言葉は人をコントロールできるツール
「言葉は人をコントロールする」
この言葉は私が言った言葉ではなくて、私の知り合いの言葉です。
聞いた時、なんだか嫌な感じがしました。
コントロールって言葉がなんだか人を侮辱しているような気がして、人を軽く見ているように思ったのです。
後日、よくよく考えてみると
確かに言葉によって人はコントロールされていると思えるようになりました。
これはありとあらゆることに言えるのですが、気づいている人はそんなにいないかもしれません。
ここで言っているコントロールとは制御するという意味だけでなく、なんらかの影響を与えているという意味です。
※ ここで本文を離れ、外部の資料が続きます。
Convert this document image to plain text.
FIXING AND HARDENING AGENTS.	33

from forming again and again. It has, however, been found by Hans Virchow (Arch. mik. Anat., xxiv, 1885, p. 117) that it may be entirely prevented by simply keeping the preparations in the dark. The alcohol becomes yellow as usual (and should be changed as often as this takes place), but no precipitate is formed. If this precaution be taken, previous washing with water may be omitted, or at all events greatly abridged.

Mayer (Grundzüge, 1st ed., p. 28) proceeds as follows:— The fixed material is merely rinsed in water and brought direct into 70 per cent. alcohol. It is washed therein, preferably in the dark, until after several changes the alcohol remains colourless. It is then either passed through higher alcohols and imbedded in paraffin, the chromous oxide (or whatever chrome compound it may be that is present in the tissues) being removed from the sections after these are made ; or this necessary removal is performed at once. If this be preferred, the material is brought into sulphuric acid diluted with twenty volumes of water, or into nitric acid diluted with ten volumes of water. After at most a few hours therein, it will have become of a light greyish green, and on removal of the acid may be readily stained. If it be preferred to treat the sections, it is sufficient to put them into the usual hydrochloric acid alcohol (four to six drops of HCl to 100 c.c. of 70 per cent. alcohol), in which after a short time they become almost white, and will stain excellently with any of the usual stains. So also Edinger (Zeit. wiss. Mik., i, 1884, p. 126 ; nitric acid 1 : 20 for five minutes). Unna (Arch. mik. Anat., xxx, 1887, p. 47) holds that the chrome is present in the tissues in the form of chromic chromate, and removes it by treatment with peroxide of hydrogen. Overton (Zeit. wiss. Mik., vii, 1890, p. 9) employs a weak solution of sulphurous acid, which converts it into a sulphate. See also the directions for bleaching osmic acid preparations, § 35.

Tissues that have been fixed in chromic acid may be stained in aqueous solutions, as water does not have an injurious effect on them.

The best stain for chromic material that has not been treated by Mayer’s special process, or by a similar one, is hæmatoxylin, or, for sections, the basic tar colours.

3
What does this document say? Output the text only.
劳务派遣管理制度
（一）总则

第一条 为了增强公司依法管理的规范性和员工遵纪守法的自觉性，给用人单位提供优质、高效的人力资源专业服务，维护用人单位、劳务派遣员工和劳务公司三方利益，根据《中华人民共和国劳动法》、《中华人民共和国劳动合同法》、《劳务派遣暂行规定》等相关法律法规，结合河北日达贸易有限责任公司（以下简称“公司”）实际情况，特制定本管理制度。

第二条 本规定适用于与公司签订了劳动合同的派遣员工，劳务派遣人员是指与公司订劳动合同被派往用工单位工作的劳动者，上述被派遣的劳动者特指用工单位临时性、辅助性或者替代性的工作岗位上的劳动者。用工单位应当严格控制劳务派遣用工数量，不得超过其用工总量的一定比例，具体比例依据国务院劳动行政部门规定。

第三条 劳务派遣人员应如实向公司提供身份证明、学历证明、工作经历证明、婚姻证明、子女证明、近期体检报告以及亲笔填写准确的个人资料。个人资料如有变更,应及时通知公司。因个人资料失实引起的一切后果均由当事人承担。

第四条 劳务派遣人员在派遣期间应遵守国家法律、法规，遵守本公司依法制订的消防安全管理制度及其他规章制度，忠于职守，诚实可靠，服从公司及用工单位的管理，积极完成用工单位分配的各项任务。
例えば、アフィリエイトで記事を書いて商品やサービスを紹介する時に
「このケーキをひと口食べたら美味しいって思わず、叫んじゃいました。今まで味わったことがない食感と味だったんです。」
という言葉の中に、どれぐらいコントロールされている箇所があるかわかるでしょうか?
実は、言葉一つ一つすべてそうだし、組み合わせることでまた別のコントロールとなっています。
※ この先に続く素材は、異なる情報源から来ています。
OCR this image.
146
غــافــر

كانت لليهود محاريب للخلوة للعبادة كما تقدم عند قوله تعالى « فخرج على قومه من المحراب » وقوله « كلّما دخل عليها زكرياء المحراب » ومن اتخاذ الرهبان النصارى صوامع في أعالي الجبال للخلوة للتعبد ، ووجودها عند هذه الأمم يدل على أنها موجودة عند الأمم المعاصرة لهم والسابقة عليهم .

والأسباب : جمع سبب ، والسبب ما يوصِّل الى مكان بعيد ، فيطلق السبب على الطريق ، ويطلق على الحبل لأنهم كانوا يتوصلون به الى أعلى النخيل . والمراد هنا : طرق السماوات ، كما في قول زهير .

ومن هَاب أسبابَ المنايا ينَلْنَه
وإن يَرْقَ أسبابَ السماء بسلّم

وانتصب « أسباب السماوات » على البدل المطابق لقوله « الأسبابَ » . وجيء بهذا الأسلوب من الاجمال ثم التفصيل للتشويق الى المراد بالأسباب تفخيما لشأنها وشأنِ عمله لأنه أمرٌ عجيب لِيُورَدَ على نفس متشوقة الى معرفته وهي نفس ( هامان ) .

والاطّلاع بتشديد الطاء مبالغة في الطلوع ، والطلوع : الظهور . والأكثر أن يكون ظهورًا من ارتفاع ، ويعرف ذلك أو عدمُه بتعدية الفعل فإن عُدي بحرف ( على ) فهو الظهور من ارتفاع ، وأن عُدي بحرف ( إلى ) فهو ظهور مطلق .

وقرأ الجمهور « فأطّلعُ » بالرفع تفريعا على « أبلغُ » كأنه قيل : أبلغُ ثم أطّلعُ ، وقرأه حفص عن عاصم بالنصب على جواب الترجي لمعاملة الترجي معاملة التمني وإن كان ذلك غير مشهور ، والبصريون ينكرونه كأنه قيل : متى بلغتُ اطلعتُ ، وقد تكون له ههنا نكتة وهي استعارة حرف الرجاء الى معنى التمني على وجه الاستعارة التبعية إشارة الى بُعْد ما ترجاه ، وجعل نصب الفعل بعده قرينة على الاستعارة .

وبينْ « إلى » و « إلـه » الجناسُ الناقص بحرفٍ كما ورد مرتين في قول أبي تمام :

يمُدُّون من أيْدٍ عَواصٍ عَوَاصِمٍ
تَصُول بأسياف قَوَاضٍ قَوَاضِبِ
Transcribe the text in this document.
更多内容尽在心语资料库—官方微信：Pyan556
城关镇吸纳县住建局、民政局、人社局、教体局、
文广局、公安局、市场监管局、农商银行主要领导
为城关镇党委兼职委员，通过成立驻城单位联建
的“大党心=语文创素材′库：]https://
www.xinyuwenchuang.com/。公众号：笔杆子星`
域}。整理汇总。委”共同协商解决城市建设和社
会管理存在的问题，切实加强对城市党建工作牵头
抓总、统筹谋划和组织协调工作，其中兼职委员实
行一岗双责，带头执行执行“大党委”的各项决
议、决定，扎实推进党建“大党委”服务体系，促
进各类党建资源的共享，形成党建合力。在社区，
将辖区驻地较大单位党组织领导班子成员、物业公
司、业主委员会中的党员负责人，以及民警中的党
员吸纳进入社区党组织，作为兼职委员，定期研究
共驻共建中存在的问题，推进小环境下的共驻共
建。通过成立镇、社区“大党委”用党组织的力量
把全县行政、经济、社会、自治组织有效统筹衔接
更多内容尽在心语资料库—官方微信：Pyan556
ですが、このケーキを食べた本人自体もコントロールされているのですけどね(笑)。
コントロールする意図がなくても結果的にコントロールされている例はいろいろあります。
ではこの例はどうでしょうか?
「先日、山に登ったのですが、普段運動不足でとてもきつかったです。途中でもう動きたくなかったけど、なんとか頂上へたどりつきました。でもきてよかったと思いました。頂上から見た景色は、今まで見た中でもっとも感動したんです。そうか、こんな景色が世の中にあったんだと涙が自然に流れてしまったんです。」
どうでしょう。
これを読んで、イメージや考えが浮かんできたり、感情が動いたりしたなら、やはりコントロールされています。
まったくコントロールされていない状態とは意識をしない状態です。
例えば、テレビがついていて、映像と音楽が流れています。
でも、夢中になって本を読んでいたら、その映像や音楽を意識はしていないのです(無意識には入ってきているのですが)。
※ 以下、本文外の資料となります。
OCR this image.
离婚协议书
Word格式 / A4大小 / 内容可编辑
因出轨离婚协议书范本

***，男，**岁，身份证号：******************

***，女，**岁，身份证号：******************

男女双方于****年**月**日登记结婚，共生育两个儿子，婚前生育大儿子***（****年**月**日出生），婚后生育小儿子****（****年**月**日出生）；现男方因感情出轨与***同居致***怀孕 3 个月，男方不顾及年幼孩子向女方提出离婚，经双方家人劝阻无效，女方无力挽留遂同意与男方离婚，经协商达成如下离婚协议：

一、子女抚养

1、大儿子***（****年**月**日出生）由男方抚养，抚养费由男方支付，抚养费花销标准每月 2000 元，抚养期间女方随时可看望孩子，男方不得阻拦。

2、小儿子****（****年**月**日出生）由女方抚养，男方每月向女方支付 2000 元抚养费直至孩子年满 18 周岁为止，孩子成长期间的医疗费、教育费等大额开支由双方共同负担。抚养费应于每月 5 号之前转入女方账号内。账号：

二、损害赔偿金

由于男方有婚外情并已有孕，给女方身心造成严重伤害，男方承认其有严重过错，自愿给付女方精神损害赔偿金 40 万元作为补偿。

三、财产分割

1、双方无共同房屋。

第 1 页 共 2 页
この場合はテレビからのコントロールをされていません(本からはコントロールされていますが)。
もし、言葉にコントロールをされないようにしたいなら、言葉、さらに言えば情報をシャットアウトすることです。
このようにすればコントロールされることはないのです。
ただ、これだと社会生活から隔絶された状態、修行僧のようになってしまいますけどね(笑)。
コントロールというと悪い意味に聞こえるかもしれませんが必ずしもそうではありません。
例えば、意図的に人を喜ばせることに使うなら悪いことではないとも言えます。
単に
「言葉は人をコントロールできるツール」
であるということです。
そして、生きている限り、なんらかのコントロールをされています。